Rhubarb is available frozen, but save this for desserts. Use fresh, crisp petioles as you would celery: in salads, a vegetable stir fry, or as sour crudité for dipping in hummus. Rhubarb can be juiced to take the place of lemon. It also makes a fine tart pickle.

Petioles have a lot of vitamin K, and a substantial amount of vitamins A and C, as well as various B vitamins. They also have a good deal of fiber, calcium, antioxidants, and other beneficial phytonutrients.

Garden variety rhubarb may have some medicinal benefit, too. In a 2006 study published in the journal Menopause, pills made from an extract of the culinary species were found to lessen the number and severity of hot flashes.

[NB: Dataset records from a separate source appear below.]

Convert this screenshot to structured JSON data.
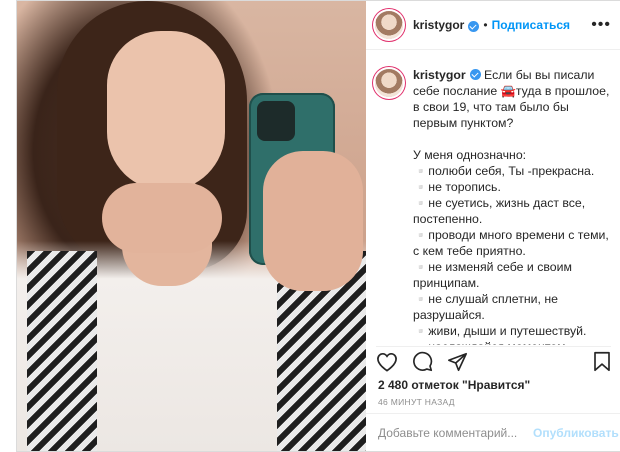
{
  "header": {
    "username": "kristygor",
    "separator": "•",
    "follow_label": "Подписаться",
    "more_label": "•••"
  },
  "caption": {
    "username": "kristygor",
    "text": "Если бы вы писали себе послание 🚘туда в прошлое, в свои 19, что там было бы первым пунктом?\n\nУ меня однозначно:\n▫️полюби себя, Ты -прекрасна.\n▫️не торопись.\n▫️не суетись, жизнь даст все, постепенно.\n▫️проводи много времени с теми, с кем тебе приятно.\n▫️не изменяй себе и своим принципам.\n▫️не слушай сплетни, не разрушайся.\n▫️живи, дыши и путешествуй.\n▫️наслаждайся моментом.\n▫️люби.\n\nИ еще много того, что казалось"
  },
  "stats": {
    "likes": "2 480 отметок \"Нравится\"",
    "time": "46 МИНУТ НАЗАД"
  },
  "comment": {
    "placeholder": "Добавьте комментарий...",
    "publish_label": "Опубликовать"
  },
  "icons": {
    "like": "heart-icon",
    "comment": "comment-icon",
    "share": "share-icon",
    "save": "bookmark-icon"
  },
  "colors": {
    "accent": "#0095f6",
    "verified": "#3897f0",
    "muted": "#8e8e8e",
    "border": "#dbdbdb"
  }
}
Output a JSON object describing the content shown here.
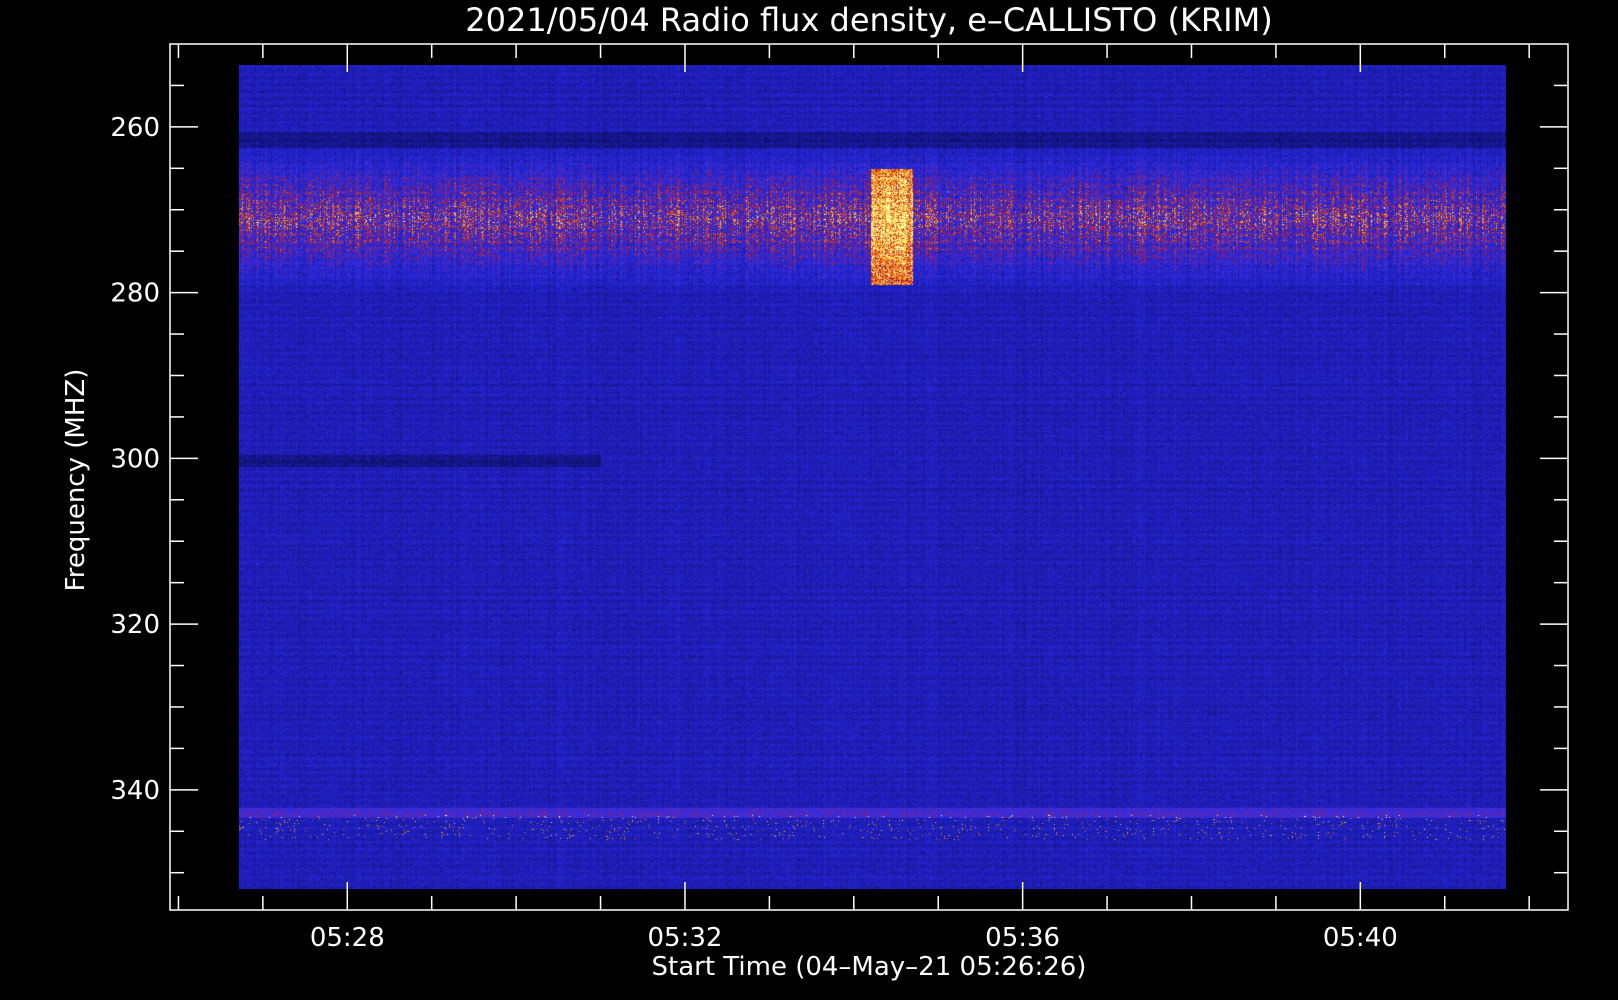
{
  "chart_data": {
    "type": "heatmap",
    "title": "2021/05/04  Radio flux density, e–CALLISTO (KRIM)",
    "xlabel": "Start Time (04–May–21 05:26:26)",
    "ylabel": "Frequency (MHZ)",
    "x_ticks": [
      "05:28",
      "05:32",
      "05:36",
      "05:40"
    ],
    "x_tick_minutes": [
      28,
      32,
      36,
      40
    ],
    "y_ticks": [
      260,
      280,
      300,
      320,
      340
    ],
    "xlim_minutes": [
      25.9,
      42.46
    ],
    "ylim": [
      250,
      354.5
    ],
    "data_extent": {
      "time_minutes": [
        26.72,
        41.73
      ],
      "freq_mhz": [
        252.5,
        352
      ]
    },
    "colormap": [
      "#0c0c52",
      "#1c1cb4",
      "#3030ee",
      "#c81420",
      "#ff8c00",
      "#ffffa0"
    ],
    "features": [
      {
        "kind": "band",
        "freq_mhz": [
          266,
          276
        ],
        "intensity": "high"
      },
      {
        "kind": "burst",
        "time_minutes": [
          34.2,
          34.7
        ],
        "freq_mhz": [
          265,
          279
        ],
        "intensity": "very high"
      },
      {
        "kind": "band",
        "freq_mhz": [
          343,
          346
        ],
        "intensity": "medium"
      }
    ]
  }
}
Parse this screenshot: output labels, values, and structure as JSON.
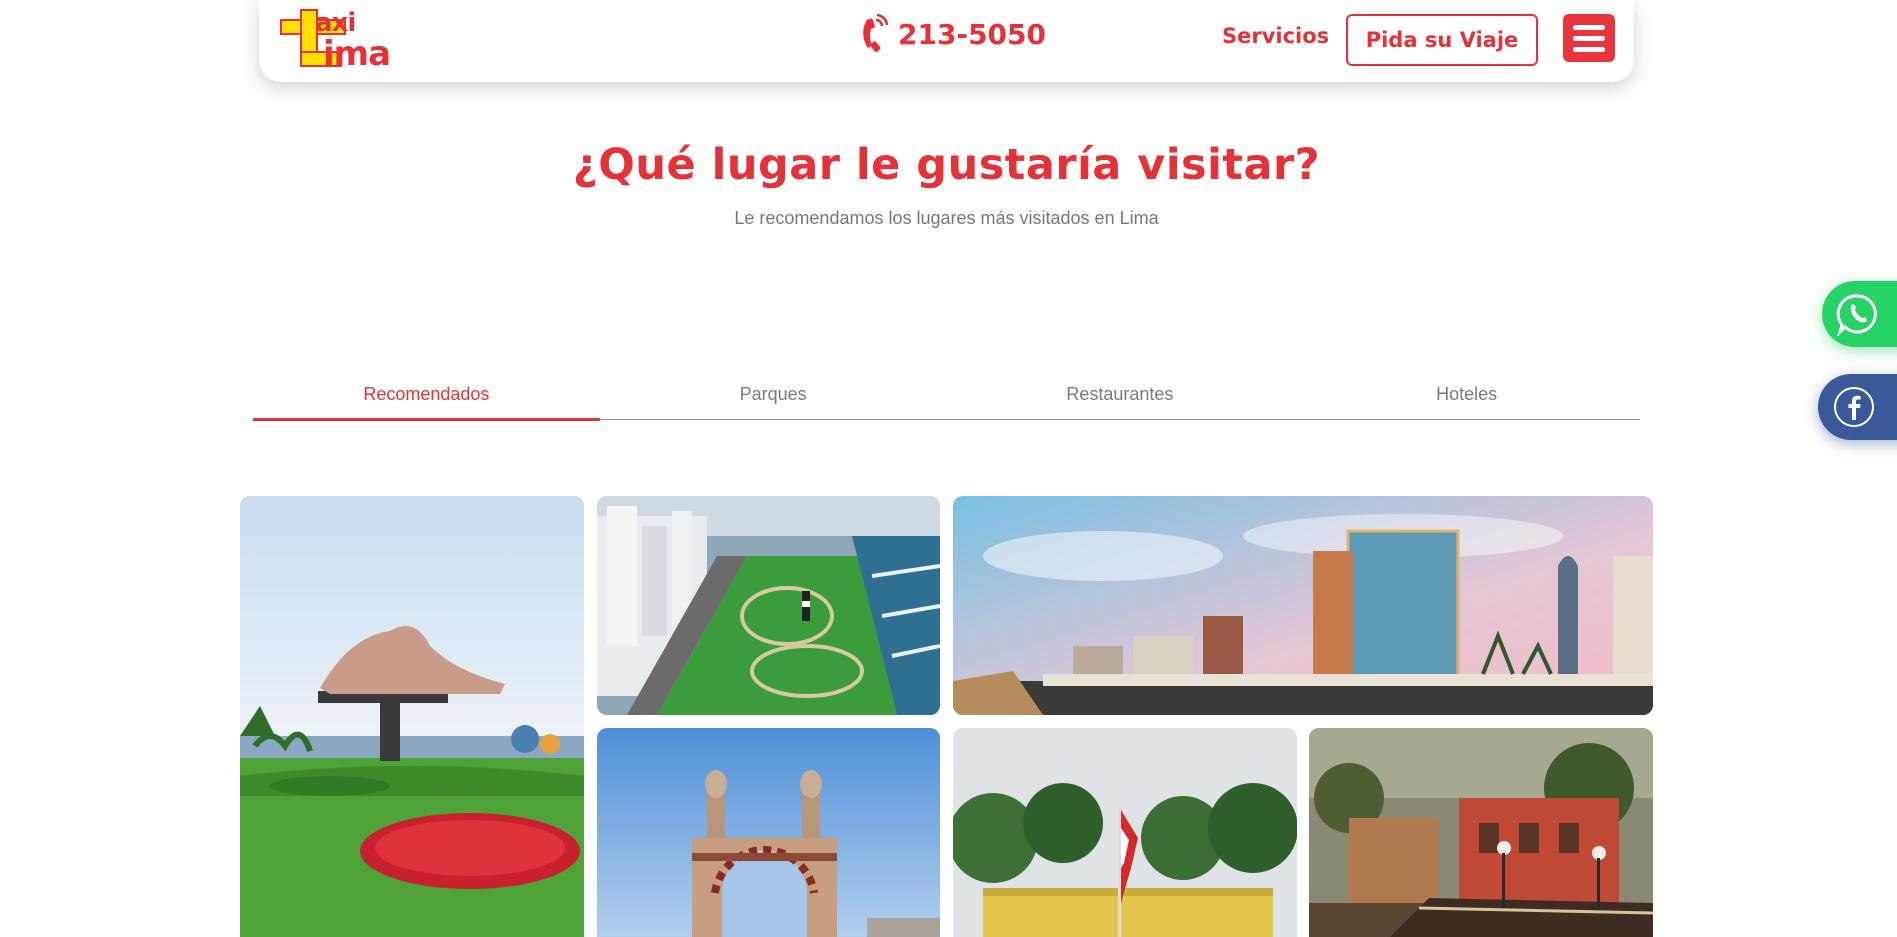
{
  "header": {
    "logo": {
      "line1": "axi",
      "line2": "ima",
      "initials": "TL"
    },
    "phone_number": "213-5050",
    "nav_servicios": "Servicios",
    "cta_label": "Pida su Viaje",
    "menu_icon": "hamburger-menu-icon"
  },
  "section": {
    "title": "¿Qué lugar le gustaría visitar?",
    "subtitle": "Le recomendamos los lugares más visitados en Lima"
  },
  "tabs": [
    {
      "label": "Recomendados",
      "active": true
    },
    {
      "label": "Parques",
      "active": false
    },
    {
      "label": "Restaurantes",
      "active": false
    },
    {
      "label": "Hoteles",
      "active": false
    }
  ],
  "floating": {
    "whatsapp_icon": "whatsapp-icon",
    "facebook_icon": "facebook-icon"
  },
  "gallery": [
    {
      "name": "parque-del-amor-photo"
    },
    {
      "name": "miraflores-aerial-park-photo"
    },
    {
      "name": "miraflores-skyline-photo"
    },
    {
      "name": "church-arch-photo"
    },
    {
      "name": "plaza-flag-photo"
    },
    {
      "name": "barranco-bridge-photo"
    }
  ],
  "colors": {
    "brand_red": "#e53238",
    "whatsapp_green": "#25d366",
    "facebook_blue": "#3b5998"
  }
}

Classic rhubarb pie is a relatively recent invention of Victorian England. ( lainea/iStock/Thinkstock)
Classic rhubarb pie is a relatively recent invention of Victorian England. (lainea/iStock/Thinkstock)

Fun Rhubarb Facts

Rhubarb leaves are poisonous, though you’d have to eat a lot to die from it. The large leaves contain high amounts of oxalic acid. Many edible plants contain this acid, but the concentration in rhubarb leaves is so great it can cause burning and swelling in the mouth and throat, labored breathing, and vomiting.

Turkey rhubarb is one four herbs in the famous Essiac tea (the others are burdock root, sheep sorrel, and slippery elm). This tea was popularized by Canadian cancer ward nurse Rene Caisse. Caisse claimed it was an ancient formula given to her by the Ojibway Indians who gathered their herbs from the wilds of Ontario. However, Turkey rhubarb was not available in Canada until the 1800s, and then only as an import.

Rhubarb is technically a vegetable, but in the United States it is classified as a fruit. In 1947, a New York court determined that since Americans used it like a fruit (it is sometimes called “pie plant”) it should be regulated as one. This was a win for American consumers buying imported rhubarb, as fruit levies a lighter tariff than a vegetable.